SQLite has this great feature, the R-Tree, which implements a data structure that is suitable for queries over multi-dimensional ranges. So the idea is to maintain one separate R-Tree table to optimize queries for the presentation layer. Maintaining an R-Tree table has the following consequences:
- Besides the R-Tree table, one more view table is required: In the domain model, different types of visuals are stored in separate tables (nodes, connectors, etc.), but when only one R-Tree is used to cover all presentation queries, the R-Tree also needs to refer to different visual types. All the visuals are identified by a GUID, but the R-Tree can only refer to 64 bit integer identifiers. So my first idea was to link the R-Tree to the domain model by using a pivot table, but then I thought that CQRS is about optimizing read performance and so it shouldn’t be a problem to introduce another, simpler, “view” that just contains a list of serialized domain visuals referable by a single integer primary key. The additional table may nearly double the storage that is used, but I guess it’s worth it, because then a query of all visible objects is just single SQL statement.
- The location of the visuals have to be determined up front: Right now, only the minimum information is stored in the domain model.

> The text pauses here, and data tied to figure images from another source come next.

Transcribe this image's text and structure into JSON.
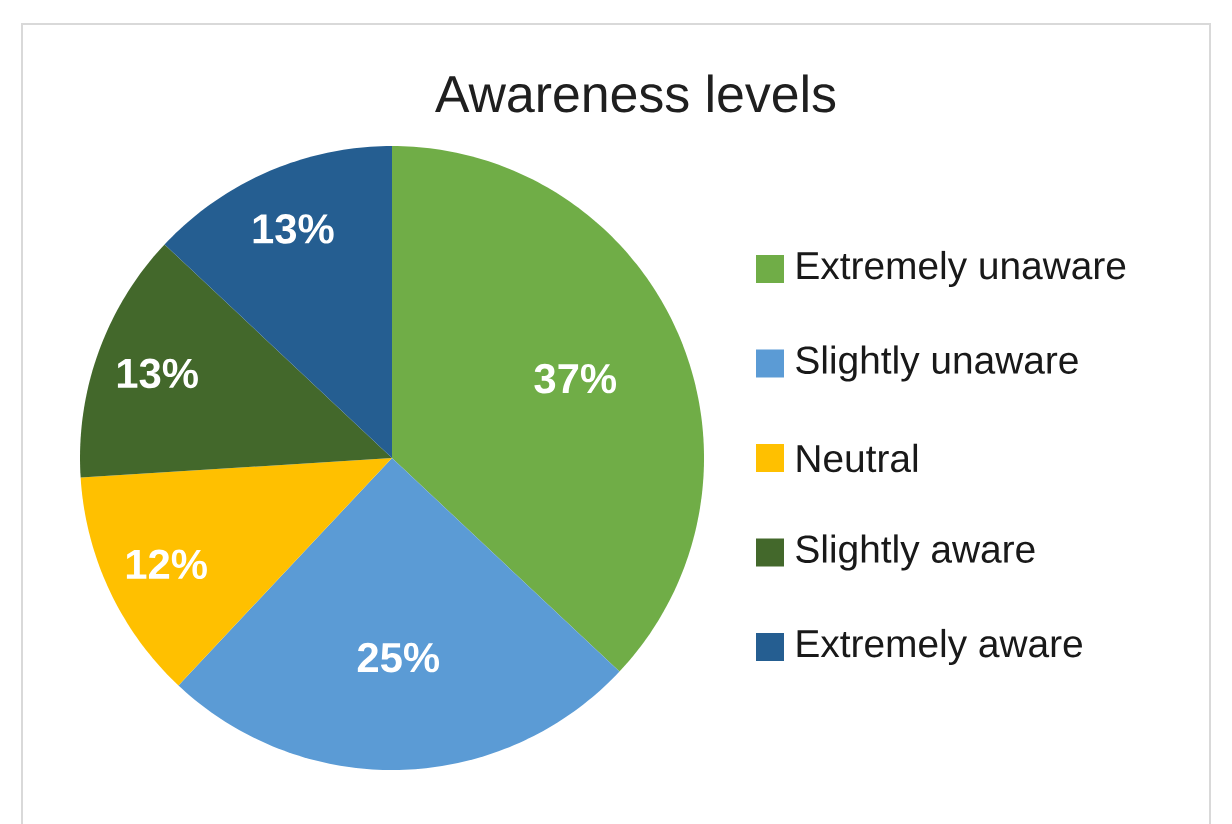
{
  "chart_data": {
    "type": "pie",
    "title": "Awareness levels",
    "categories": [
      "Extremely unaware",
      "Slightly unaware",
      "Neutral",
      "Slightly aware",
      "Extremely aware"
    ],
    "values": [
      37,
      25,
      12,
      13,
      13
    ],
    "colors": [
      "#70ad47",
      "#5b9bd5",
      "#ffc000",
      "#43682b",
      "#255e91"
    ],
    "value_labels": [
      "37%",
      "25%",
      "12%",
      "13%",
      "13%"
    ],
    "legend": "right"
  }
}
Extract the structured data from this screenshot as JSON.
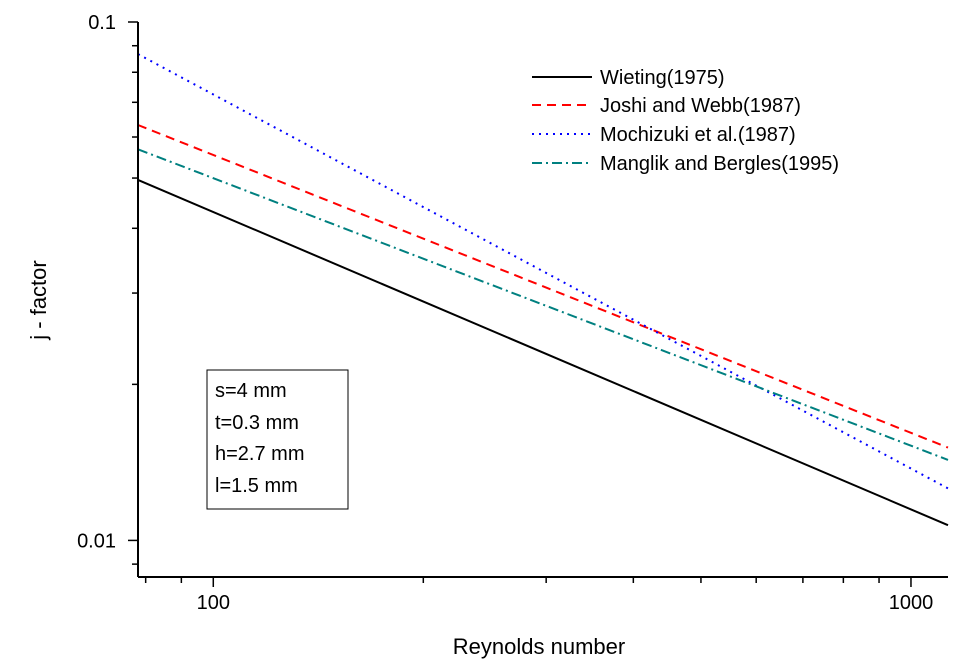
{
  "chart_data": {
    "type": "line",
    "title": "",
    "xlabel": "Reynolds number",
    "ylabel": "j - factor",
    "x_scale": "log",
    "y_scale": "log",
    "xlim": [
      78,
      1130
    ],
    "ylim": [
      0.0085,
      0.1
    ],
    "x_ticks": [
      {
        "value": 100,
        "label": "100"
      },
      {
        "value": 1000,
        "label": "1000"
      }
    ],
    "y_ticks": [
      {
        "value": 0.1,
        "label": "0.1"
      },
      {
        "value": 0.01,
        "label": "0.01"
      }
    ],
    "legend_position": "top-right",
    "series": [
      {
        "name": "Wieting(1975)",
        "color": "#000000",
        "dash": "solid",
        "x": [
          78,
          1130
        ],
        "y": [
          0.0496,
          0.0107
        ]
      },
      {
        "name": "Joshi and Webb(1987)",
        "color": "#ff0000",
        "dash": "dashed",
        "x": [
          78,
          1130
        ],
        "y": [
          0.0633,
          0.0151
        ]
      },
      {
        "name": "Mochizuki et al.(1987)",
        "color": "#0000ff",
        "dash": "dotted",
        "x": [
          78,
          1130
        ],
        "y": [
          0.0867,
          0.0126
        ]
      },
      {
        "name": "Manglik and Bergles(1995)",
        "color": "#008080",
        "dash": "dash-dot",
        "x": [
          78,
          1130
        ],
        "y": [
          0.0568,
          0.0143
        ]
      }
    ],
    "annotations": [
      "s=4 mm",
      "t=0.3 mm",
      "h=2.7 mm",
      "l=1.5 mm"
    ]
  }
}
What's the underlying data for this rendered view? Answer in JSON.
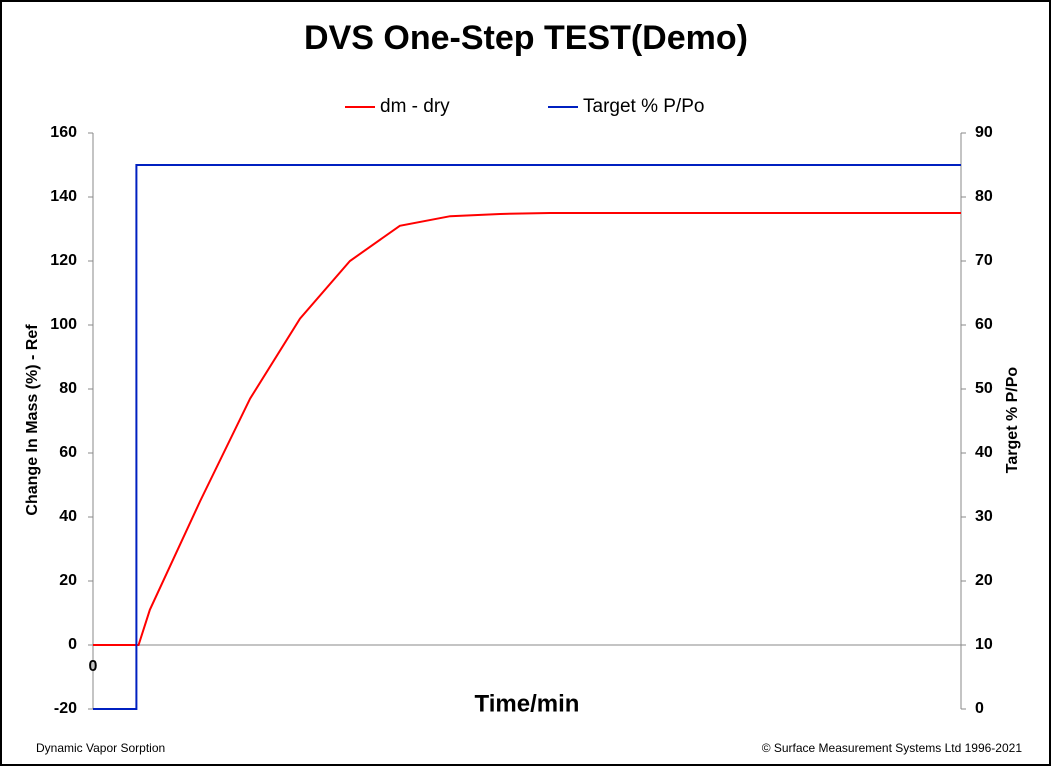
{
  "chart_data": {
    "type": "line",
    "title": "DVS One-Step TEST(Demo)",
    "x_label": "Time/min",
    "y_label": "Change In Mass (%) - Ref",
    "y2_label": "Target % P/Po",
    "footer_left": "Dynamic Vapor Sorption",
    "footer_right": "© Surface Measurement Systems Ltd 1996-2021",
    "xlim": [
      0,
      200
    ],
    "xticks": [
      0
    ],
    "ylim": [
      -20,
      160
    ],
    "yticks": [
      -20,
      0,
      20,
      40,
      60,
      80,
      100,
      120,
      140,
      160
    ],
    "y2lim": [
      0,
      90
    ],
    "y2ticks": [
      0,
      10,
      20,
      30,
      40,
      50,
      60,
      70,
      80,
      90
    ],
    "grid": false,
    "legend": "top",
    "series": [
      {
        "name": "dm - dry",
        "color": "#ff0000",
        "x": [
          0,
          10.5,
          13.1,
          24.7,
          36.2,
          47.7,
          59.2,
          70.7,
          82.3,
          93.8,
          105.3,
          200
        ],
        "values": [
          0,
          0,
          11,
          45,
          77,
          102,
          120,
          131,
          134,
          134.7,
          135,
          135
        ]
      },
      {
        "name": "Target % P/Po",
        "color": "#0020c0",
        "axis": "y2",
        "x": [
          0,
          10,
          10,
          200
        ],
        "values": [
          0,
          0,
          85,
          85
        ]
      }
    ]
  }
}
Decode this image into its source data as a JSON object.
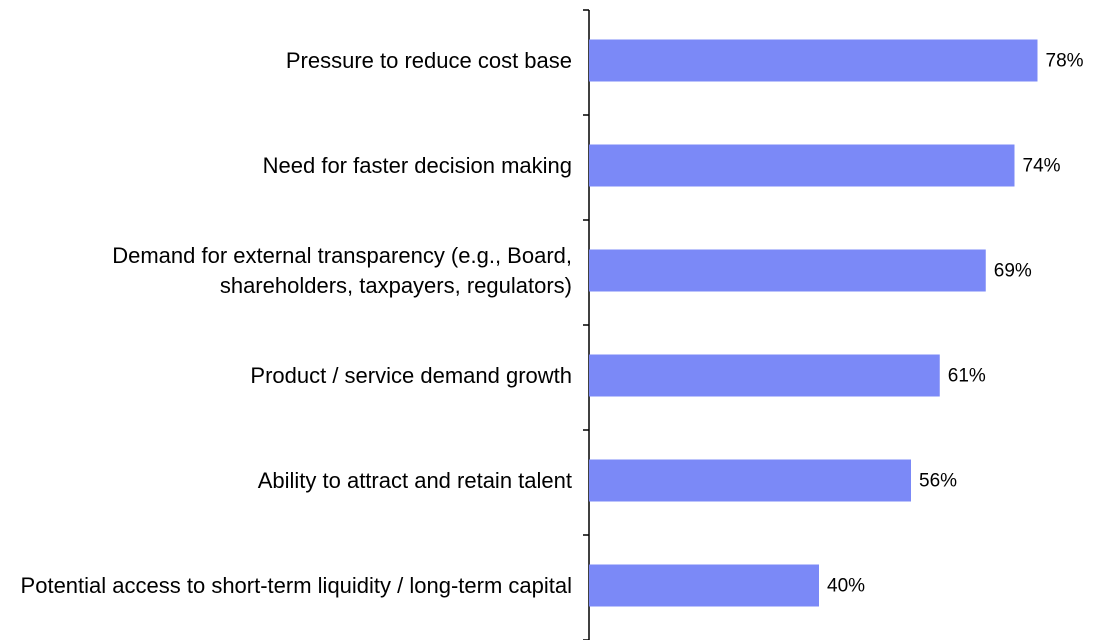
{
  "chart_data": {
    "type": "bar",
    "orientation": "horizontal",
    "categories": [
      "Pressure to reduce cost base",
      "Need for faster decision making",
      "Demand for external transparency (e.g., Board, shareholders, taxpayers, regulators)",
      "Product / service demand growth",
      "Ability to attract and retain talent",
      "Potential access to short-term liquidity / long-term capital"
    ],
    "values": [
      78,
      74,
      69,
      61,
      56,
      40
    ],
    "value_labels": [
      "78%",
      "74%",
      "69%",
      "61%",
      "56%",
      "40%"
    ],
    "color": "#7b89f7",
    "xlim": [
      0,
      88
    ]
  }
}
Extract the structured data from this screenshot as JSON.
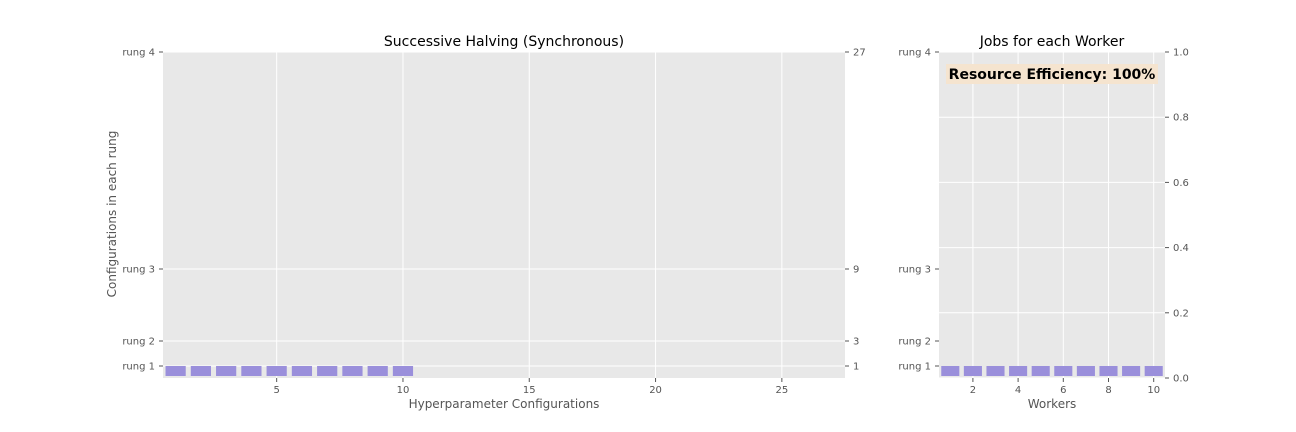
{
  "chart_data": [
    {
      "type": "bar",
      "title": "Successive Halving (Synchronous)",
      "xlabel": "Hyperparameter Configurations",
      "ylabel": "Configurations in each rung",
      "xlim": [
        0.5,
        27.5
      ],
      "xticks": [
        5,
        10,
        15,
        20,
        25
      ],
      "yticks": [
        {
          "value": 1,
          "label": "rung 1",
          "right_label": "1"
        },
        {
          "value": 2,
          "label": "rung 2",
          "right_label": "3"
        },
        {
          "value": 3,
          "label": "rung 3",
          "right_label": "9"
        },
        {
          "value": 4,
          "label": "rung 4",
          "right_label": "27"
        }
      ],
      "series": [
        {
          "x": [
            1,
            2,
            3,
            4,
            5,
            6,
            7,
            8,
            9,
            10
          ],
          "rung": [
            1,
            1,
            1,
            1,
            1,
            1,
            1,
            1,
            1,
            1
          ]
        }
      ],
      "grid": true
    },
    {
      "type": "bar",
      "title": "Jobs for each Worker",
      "xlabel": "Workers",
      "ylabel": "",
      "xlim": [
        0.5,
        10.5
      ],
      "xticks": [
        2,
        4,
        6,
        8,
        10
      ],
      "yticks_left": [
        {
          "value": 1,
          "label": "rung 1"
        },
        {
          "value": 2,
          "label": "rung 2"
        },
        {
          "value": 3,
          "label": "rung 3"
        },
        {
          "value": 4,
          "label": "rung 4"
        }
      ],
      "yticks_right": [
        "0.0",
        "0.2",
        "0.4",
        "0.6",
        "0.8",
        "1.0"
      ],
      "ylim_right": [
        0,
        1
      ],
      "series": [
        {
          "x": [
            1,
            2,
            3,
            4,
            5,
            6,
            7,
            8,
            9,
            10
          ],
          "rung": [
            1,
            1,
            1,
            1,
            1,
            1,
            1,
            1,
            1,
            1
          ]
        }
      ],
      "annotation": "Resource Efficiency: 100%",
      "grid": true
    }
  ],
  "colors": {
    "bar": "#9a8fdb",
    "plot_background": "#e8e8e8",
    "grid": "#ffffff",
    "annotation_background": "#f5e4cf"
  }
}
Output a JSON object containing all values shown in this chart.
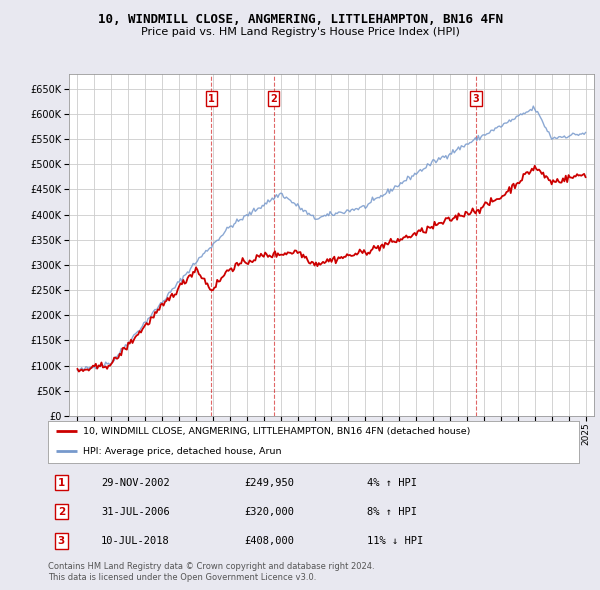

For example, there is no location information directly available for connectors or labels in the database. Their positions are derived from the positions of the nodes in the presentation layer. Now, at the time the R-Tree is generated, the location information needs to be derived directly from the domain model, which is basically simple, but may require some additional lookups.
- The size of the visuals have to be determined up front: To compute the final rectangle that a visual covers on the document, the size of each visual needs to be computed. A problem for which I can see no exact solution. For example, the effective height of a node or the width of a label is dependent on the size of the text that is displayed, which is a measurement that only the presentation layer can provide (or the text subsystem). So to avoid overcomplicating things I’ll need to impose some limits on the maximum size of the visuals and consider these as margins for the final range queries. I guess it should be tolerable to have a number of additional, invisible objects on the screen without compromising performance that much. But even if so, invisible visuals could be thrown away immediately after their final position has been measured.
- The location and the size of some visuals may depend on others: While a node’s center is directly encoded in its domain model object, the start and ending positions of the connectors are not. Therefore, whenever a node is changed, the rectangle information in the R-Tree of all its related connectors need to be updated. For now, this behavior needs to be hardcoded in the component that maintains the R-Tree, however, the chain of dependencies can be derived implicitly from the relations of the visuals. But implementing a change notification system on top of the domain model is not what I want to work on right now, but I am afraid that it might be required for future features.
Well, and that is only half of the complexity. A lot more is required to implement the caching behavior for the visuals that are shown on the screen and specifically the logic that decides what rectangles are being queried from the R-Tree. I may cover that in another post.